The researchers used the symposium to showcase a new method, the Digestible Indispensable Amino Acids Score (DIAAS), an index that takes account of the amino acids absorbed from protein sources.
He said putting many of New Zealand’s traditional animal-based proteins, like red meat and dairy, under this new index moves them well up the rankings compared to the older index.
“Meat and dairy have very high levels of amino acids that are highly absorbed and available to humans.”
He said NZ dairy products already have proven low carbon footprint internationally.
“But take into account the quality of the protein and it also makes NZ dairy one the most efficient forms of production for providing those amino acids in the world.”
Greenhouse gas assessments of food systems do not take this value into account.
He said it is possible to take standard greenhouse gas life cycle analysis for food products, then incorporate the DIAAS into that when determining the food product’s true footprint in nutritional and climatic terms.
Moughan said the old evaluation system tended to fall in favour of plant protein’s value.
But dairy’s profile stacks up under the DIAAS system than the old measurement index, to the tune of 30% better. In contrast, rice protein’s value, for example, almost halves when assessed under DIAAS.
The index has gained the attention of the FAO, recognising the impact its findings could have on global food policies as developing nations seek out higher quality proteins in years to come, while producers of animal proteins also face pressure to reduce emissions.
“It is time to start acknowledging the complexity and look for the right matrix to have a fairer argument about what constitutes the right sort of protein to be producing.”
The DIAAS has been subject to over 100 peer-reviewed research publications and Moughan said the FAO has proven highly supportive of the new system being the new standard.
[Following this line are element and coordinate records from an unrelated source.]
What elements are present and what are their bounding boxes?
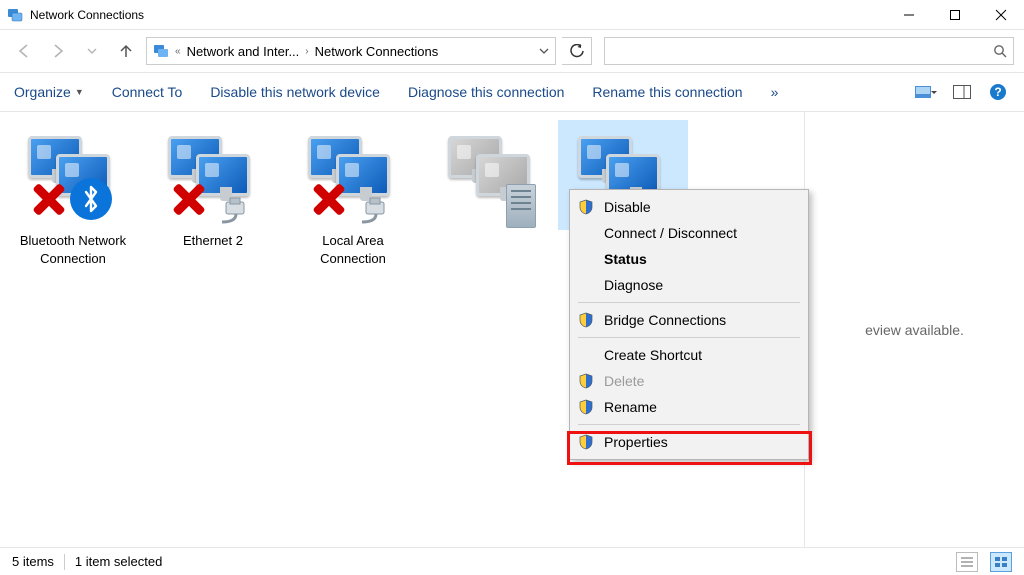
breadcrumb-2[interactable]: Network Connections xyxy=(315,44,439,59)
item-count: 5 items xyxy=(12,554,54,569)
recent-dropdown[interactable] xyxy=(78,37,106,65)
connect-to-button[interactable]: Connect To xyxy=(112,84,183,100)
ctx-status[interactable]: Status xyxy=(570,246,808,272)
organize-menu[interactable]: Organize▼ xyxy=(14,84,84,100)
maximize-button[interactable] xyxy=(932,0,978,30)
up-button[interactable] xyxy=(112,37,140,65)
ctx-diagnose[interactable]: Diagnose xyxy=(570,272,808,298)
rename-conn-button[interactable]: Rename this connection xyxy=(592,84,742,100)
connection-label: Ethernet 2 xyxy=(148,232,278,250)
disable-device-button[interactable]: Disable this network device xyxy=(210,84,380,100)
shield-icon xyxy=(578,399,594,415)
chevron-icon[interactable]: › xyxy=(305,46,308,57)
breadcrumb-1[interactable]: Network and Inter... xyxy=(187,44,300,59)
svg-text:?: ? xyxy=(994,85,1001,99)
shield-icon xyxy=(578,312,594,328)
shield-icon xyxy=(578,373,594,389)
bluetooth-icon xyxy=(70,178,112,220)
back-button[interactable] xyxy=(10,37,38,65)
ctx-disable[interactable]: Disable xyxy=(570,194,808,220)
view-menu[interactable] xyxy=(914,84,938,100)
connection-item-bluetooth[interactable]: Bluetooth Network Connection xyxy=(8,120,138,268)
ctx-properties[interactable]: Properties xyxy=(570,429,808,455)
search-input[interactable] xyxy=(604,37,1014,65)
breadcrumb-start[interactable]: « xyxy=(175,46,181,57)
minimize-button[interactable] xyxy=(886,0,932,30)
view-icons-button[interactable] xyxy=(990,552,1012,572)
forward-button[interactable] xyxy=(44,37,72,65)
ctx-connect[interactable]: Connect / Disconnect xyxy=(570,220,808,246)
connection-item-local-area[interactable]: Local Area Connection xyxy=(288,120,418,268)
ethernet-icon xyxy=(356,196,394,224)
disconnected-icon xyxy=(310,180,348,218)
ctx-bridge[interactable]: Bridge Connections xyxy=(570,307,808,333)
command-bar: Organize▼ Connect To Disable this networ… xyxy=(0,72,1024,112)
disconnected-icon xyxy=(30,180,68,218)
address-bar-row: « Network and Inter... › Network Connect… xyxy=(0,30,1024,72)
preview-message: eview available. xyxy=(865,322,964,338)
address-bar[interactable]: « Network and Inter... › Network Connect… xyxy=(146,37,556,65)
disconnected-icon xyxy=(170,180,208,218)
app-icon xyxy=(0,7,30,23)
context-menu: Disable Connect / Disconnect Status Diag… xyxy=(569,189,809,460)
shield-icon xyxy=(578,199,594,215)
connection-label: Local Area Connection xyxy=(288,232,418,268)
ethernet-icon xyxy=(216,196,254,224)
ctx-shortcut[interactable]: Create Shortcut xyxy=(570,342,808,368)
connection-item-4[interactable] xyxy=(428,120,558,232)
status-bar: 5 items 1 item selected xyxy=(0,547,1024,575)
address-dropdown[interactable] xyxy=(539,46,549,56)
diagnose-button[interactable]: Diagnose this connection xyxy=(408,84,564,100)
selected-count: 1 item selected xyxy=(75,554,162,569)
view-details-button[interactable] xyxy=(956,552,978,572)
refresh-button[interactable] xyxy=(562,37,592,65)
preview-pane: eview available. xyxy=(804,112,1024,547)
connection-label: Bluetooth Network Connection xyxy=(8,232,138,268)
window-title: Network Connections xyxy=(30,8,886,22)
close-button[interactable] xyxy=(978,0,1024,30)
shield-icon xyxy=(578,434,594,450)
ctx-rename[interactable]: Rename xyxy=(570,394,808,420)
search-icon xyxy=(993,44,1007,58)
toolbar-overflow[interactable]: » xyxy=(771,84,779,100)
server-icon xyxy=(506,184,536,228)
location-icon xyxy=(153,43,169,59)
help-button[interactable]: ? xyxy=(986,83,1010,101)
ctx-delete: Delete xyxy=(570,368,808,394)
connection-item-ethernet2[interactable]: Ethernet 2 xyxy=(148,120,278,250)
preview-pane-toggle[interactable] xyxy=(950,85,974,99)
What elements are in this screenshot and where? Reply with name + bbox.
He said NZ scientists have proven particularly adept at fractionating milk into assorted compounds, many that contain quality amino acids.
“And our meat sector is also moving to higher value products.
“But we have to start talking about the future of the protein sector here in terms of amino acids. This new index system will allow us to market them properly for the first time. The market has been undervaluing them for the past 20-30 years by looking on production as protein – but it is not protein people need, it is amino acids.”
He said scientific research into human protein needs is exploding at present as the world grapples with developing nations needing more of it, and an ageing population also requiring higher per capita protein intake to remain healthy.
For example, work by NZ and Danish scientists in 2017 showed the World Health Organisation recommendation of .8g of protein per kg bodyweight was insufficient for men over 70 to maintain and increase their muscle mass.
Moughan said he is not advocating that plant protein has no place in diets.
“But I am arguing the current way of looking at protein is flawed and if we do not change it we risk throwing the baby out with the bathwater.”